I always wondered if there were the same thing or the same location, and were the once part of the land of aman? please fill me in. i not sure what is what? and what were the locations? thinaks, are these the sames realms that the valar stay?


----------



## Thorin (Jan 15, 2003)

If you look at your LoTR map, you will see the Grey Havens are west of the Shire over the blue mountains by the sea in Erid Lindon. This is where Cirdan the Shipwright is located and where the ships set sail to Valinor.

Valinor is part of the Undying Lands. Here also are the Gardens of Lorien, the Halls of Mandos, Tanquetil, and the Pastures of Yavanna.


----------



## GoldenWood (Jan 15, 2003)

> _Originally posted by WizardKing _
> *I always wondered if there were the same thing or the same location, and were the once part of the land of aman? please fill me in. i not sure what is what? and what were the locations? thinaks, are these the sames realms that the valar stay? *



Grey Havens is a port from where Elves leave to Valinor from Middle-Earth. It is West of the Shire. Valinor is the place where Valar live (and also some Elves). Tol Eressea is an Island off Valinor where some elves live. Valinor and Tol Eressea together are called the Undying lands. All the lands, Middle-Earth, and Undying lands are Aman.


----------



## Link (Jan 16, 2003)

No, Aman is the "continent" that the Valar live on and Tol Eressea is an island port right next to Aman. Aman and Tol Erresea are considered to be the Undying Lands. And ALL of the elves are considered Eldar. Eldar is just what the Valar called the elves. 

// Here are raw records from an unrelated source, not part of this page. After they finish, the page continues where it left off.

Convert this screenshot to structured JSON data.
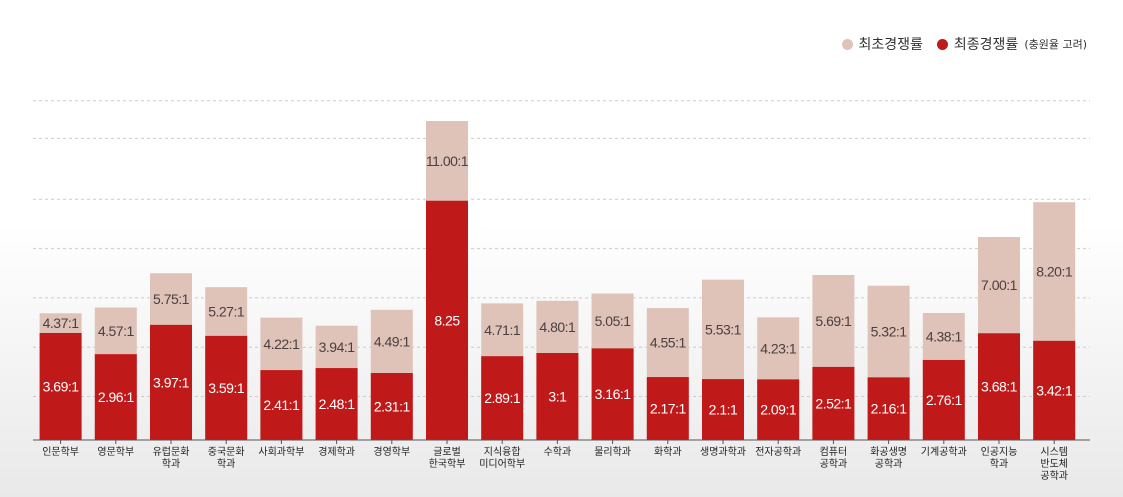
{
  "legend": {
    "first_label": "최초경쟁률",
    "final_label": "최종경쟁률",
    "final_note": "(충원율 고려)"
  },
  "colors": {
    "first": "#dfc3b8",
    "final": "#c0191a",
    "first_text": "#4a4040",
    "final_text": "#ffffff",
    "grid": "#cccccc"
  },
  "chart_data": {
    "type": "bar",
    "grid": true,
    "legend_position": "top-right",
    "categories": [
      [
        "인문학부"
      ],
      [
        "영문학부"
      ],
      [
        "유럽문화",
        "학과"
      ],
      [
        "중국문화",
        "학과"
      ],
      [
        "사회과학부"
      ],
      [
        "경제학과"
      ],
      [
        "경영학부"
      ],
      [
        "글로벌",
        "한국학부"
      ],
      [
        "지식융합",
        "미디어학부"
      ],
      [
        "수학과"
      ],
      [
        "물리학과"
      ],
      [
        "화학과"
      ],
      [
        "생명과학과"
      ],
      [
        "전자공학과"
      ],
      [
        "컴퓨터",
        "공학과"
      ],
      [
        "화공생명",
        "공학과"
      ],
      [
        "기계공학과"
      ],
      [
        "인공지능",
        "학과"
      ],
      [
        "시스템",
        "반도체",
        "공학과"
      ]
    ],
    "series": [
      {
        "name": "최초경쟁률",
        "values": [
          4.37,
          4.57,
          5.75,
          5.27,
          4.22,
          3.94,
          4.49,
          11.0,
          4.71,
          4.8,
          5.05,
          4.55,
          5.53,
          4.23,
          5.69,
          5.32,
          4.38,
          7.0,
          8.2
        ],
        "labels": [
          "4.37:1",
          "4.57:1",
          "5.75:1",
          "5.27:1",
          "4.22:1",
          "3.94:1",
          "4.49:1",
          "11.00:1",
          "4.71:1",
          "4.80:1",
          "5.05:1",
          "4.55:1",
          "5.53:1",
          "4.23:1",
          "5.69:1",
          "5.32:1",
          "4.38:1",
          "7.00:1",
          "8.20:1"
        ]
      },
      {
        "name": "최종경쟁률",
        "values": [
          3.69,
          2.96,
          3.97,
          3.59,
          2.41,
          2.48,
          2.31,
          8.25,
          2.89,
          3.0,
          3.16,
          2.17,
          2.1,
          2.09,
          2.52,
          2.16,
          2.76,
          3.68,
          3.42
        ],
        "labels": [
          "3.69:1",
          "2.96:1",
          "3.97:1",
          "3.59:1",
          "2.41:1",
          "2.48:1",
          "2.31:1",
          "8.25",
          "2.89:1",
          "3:1",
          "3.16:1",
          "2.17:1",
          "2.1:1",
          "2.09:1",
          "2.52:1",
          "2.16:1",
          "2.76:1",
          "3.68:1",
          "3.42:1"
        ]
      }
    ]
  }
}
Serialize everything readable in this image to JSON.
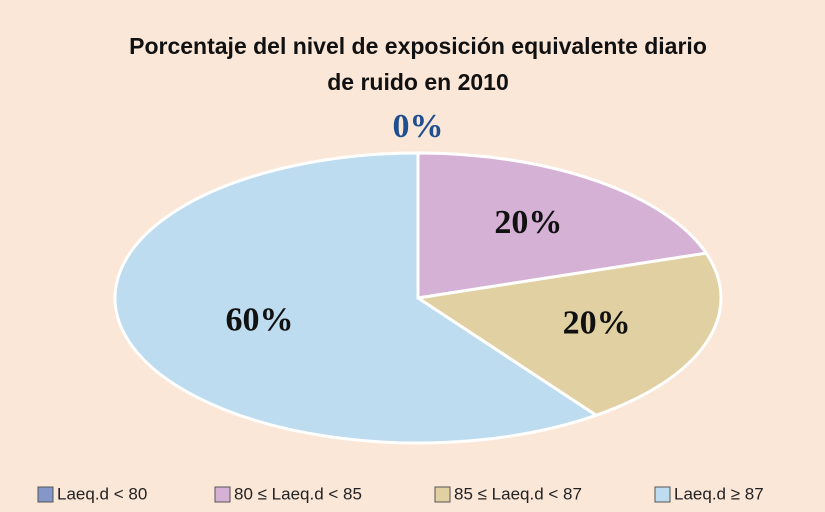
{
  "chart_data": {
    "type": "pie",
    "title": [
      "Porcentaje del nivel de exposición equivalente diario",
      "de ruido en 2010"
    ],
    "categories": [
      "Laeq.d < 80",
      "80 ≤ Laeq.d < 85",
      "85 ≤ Laeq.d < 87",
      "Laeq.d ≥ 87"
    ],
    "values": [
      0,
      20,
      20,
      60
    ],
    "value_labels": [
      "0%",
      "20%",
      "20%",
      "60%"
    ],
    "colors": [
      "#8497c8",
      "#d6b1d6",
      "#e1d0a2",
      "#bddcef"
    ],
    "legend": "bottom"
  }
}
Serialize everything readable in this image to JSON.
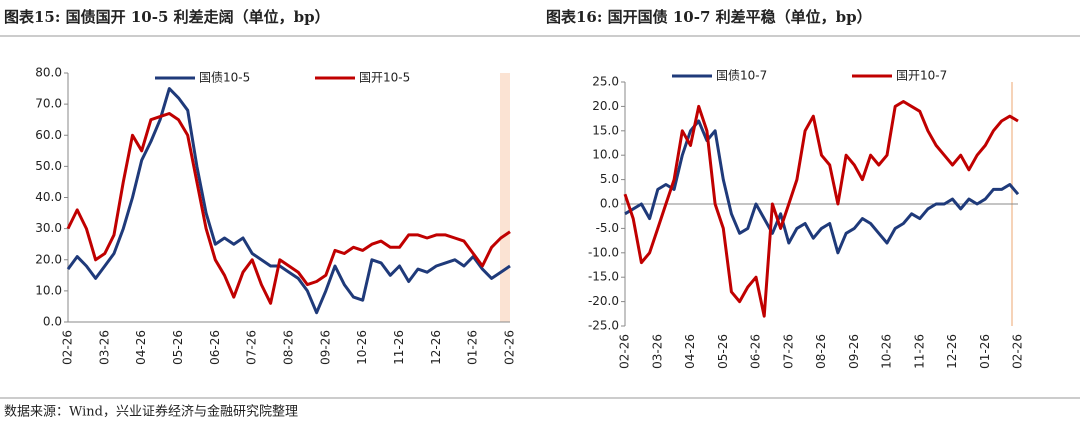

Although, I can't figure out how Samwise Gamgee got to Valinor.........


----------



## Aulë (Jan 16, 2003)

By boat....
He was a ring-bearer....


----------



## Lantarion (Jan 16, 2003)

Arda --> Aman --> Valinor --> Valmar --> where the Valar live.
Arda --> Middle-earth --> Forlindon --> Mithlond --> where Círdan lives and from where Elves depart from M-e.

Arda: the entire Earth
Aman: a continent that was removed from Arda, where in the land of Valinor (and in the city of Valmar) the Valar dwelt.
Middle-earth: the northern part of the great continent far east of Aman, where the events of the LotR transpire.
Forlindon: the area north of the Gulf of Lhûn (the southern part being Harlindon), where the region of Ossiriand, also called Lindon used to be.
Mithlond: the Grey Havens, where Círdan lives and from where the Elves leave for Valinor on the Straight Path.


----------



## morello13 (Jan 16, 2003)

Eldar-answered the call to travel West

Avari-did not answered the call everyone of them remained in the East


----------